6. A composite map construction system based on laser technology, characterized in that, include: Positioning rods and mobile robots; The positioning rod is used for reflective laser positioning and is installed on various slopes in the application scenario. The installation of the positioning rod on various slopes in the application scenario is as follows: the positioning rod is installed sequentially on the side of each slope in the application scenario from the bottom of the slope in a vertical and horizontal manner, and in each pair of adjacent positioning rods, the top of the previous positioning rod and the bottom of the next positioning rod are located on the same horizontal plane. The mobile robot includes a laser scanning module, a region determination and construction module, and a fused map module; The laser scanning module uses 2D laser technology to scan the application scene; The region determination and construction module is used to determine the region where the mobile robot is located. When the mobile robot is on a plane, a planar grid map is constructed on the plane, and the planar grid map includes height information. When the mobile robot is on a slope, a slope point cloud map is constructed on the slope based on the positioning rod. The fusion map module is used to stitch together and merge all planar raster maps and slope point cloud maps to form a composite map. During the operation of the composite map construction system, the laser scanning module adjusts the laser scanning direction to keep it parallel to the horizontal plane at all times.

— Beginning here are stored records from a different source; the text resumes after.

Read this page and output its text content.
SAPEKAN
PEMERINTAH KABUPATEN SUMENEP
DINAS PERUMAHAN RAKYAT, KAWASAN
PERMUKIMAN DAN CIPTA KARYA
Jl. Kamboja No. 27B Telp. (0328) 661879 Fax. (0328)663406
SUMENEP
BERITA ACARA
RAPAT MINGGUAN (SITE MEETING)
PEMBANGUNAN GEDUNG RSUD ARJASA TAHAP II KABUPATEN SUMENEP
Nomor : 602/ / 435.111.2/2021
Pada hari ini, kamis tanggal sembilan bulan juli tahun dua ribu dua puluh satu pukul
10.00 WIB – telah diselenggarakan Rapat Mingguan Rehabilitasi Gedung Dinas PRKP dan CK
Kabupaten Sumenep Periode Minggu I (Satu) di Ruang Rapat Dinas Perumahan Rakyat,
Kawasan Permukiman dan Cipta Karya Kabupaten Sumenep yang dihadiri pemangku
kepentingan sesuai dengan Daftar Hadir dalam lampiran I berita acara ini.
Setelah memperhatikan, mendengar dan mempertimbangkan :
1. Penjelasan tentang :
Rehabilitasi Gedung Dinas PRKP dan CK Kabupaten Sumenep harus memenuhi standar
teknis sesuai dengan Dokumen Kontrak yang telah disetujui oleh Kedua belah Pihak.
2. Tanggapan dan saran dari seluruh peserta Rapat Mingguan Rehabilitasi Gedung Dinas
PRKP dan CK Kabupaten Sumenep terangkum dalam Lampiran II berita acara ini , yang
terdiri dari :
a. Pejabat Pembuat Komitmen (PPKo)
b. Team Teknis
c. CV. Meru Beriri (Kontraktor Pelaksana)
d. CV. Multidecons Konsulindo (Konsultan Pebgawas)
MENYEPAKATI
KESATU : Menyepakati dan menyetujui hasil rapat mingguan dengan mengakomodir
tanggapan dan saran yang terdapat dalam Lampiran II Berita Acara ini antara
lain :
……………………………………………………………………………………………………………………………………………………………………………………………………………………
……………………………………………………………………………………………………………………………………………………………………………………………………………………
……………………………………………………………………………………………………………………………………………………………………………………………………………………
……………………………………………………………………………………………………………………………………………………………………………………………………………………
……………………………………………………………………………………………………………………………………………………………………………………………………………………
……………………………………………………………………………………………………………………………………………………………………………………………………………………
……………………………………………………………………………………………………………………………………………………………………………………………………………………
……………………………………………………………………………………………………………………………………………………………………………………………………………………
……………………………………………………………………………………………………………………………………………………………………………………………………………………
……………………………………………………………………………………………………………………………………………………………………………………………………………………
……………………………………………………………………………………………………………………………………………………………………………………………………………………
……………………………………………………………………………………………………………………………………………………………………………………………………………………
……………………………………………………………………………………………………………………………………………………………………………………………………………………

7. The composite map construction system based on laser technology according to claim 6, characterized in that, The mobile robot also includes: a map information storage module; When a mobile robot leaves one area and enters another, the map information storage module stores the map information of the area it leaves. The map information includes the map of the area it leaves, the location of the boundary between the two areas, and the posture of the mobile robot at this time. The fusion map module, based on the map information, stitches and merges all the planar raster maps and slope point cloud maps to form a composite map.

8. The composite map construction system based on laser technology according to claim 6, characterized in that, The mobile robot also includes: an encoder; The encoder is used to calculate the mobile robot's odometer reading; The mobile robot constructs a planar grid map of the plane it is on based on the odometer.

9. The composite map construction system based on laser technology according to claim 6, characterized in that, The mobile robot also includes inertial measurement sensors; The inertial measurement sensor is used to measure the acceleration, pitch angle, and roll angle of the mobile robot. The region determination module is used to determine the region where the mobile robot is located based on the inertial measurement sensor data.

10. The composite map construction system based on laser technology according to claim 6, characterized in that, The positioning rod is a tapered vertical rod with a regular hexagonal cross-section.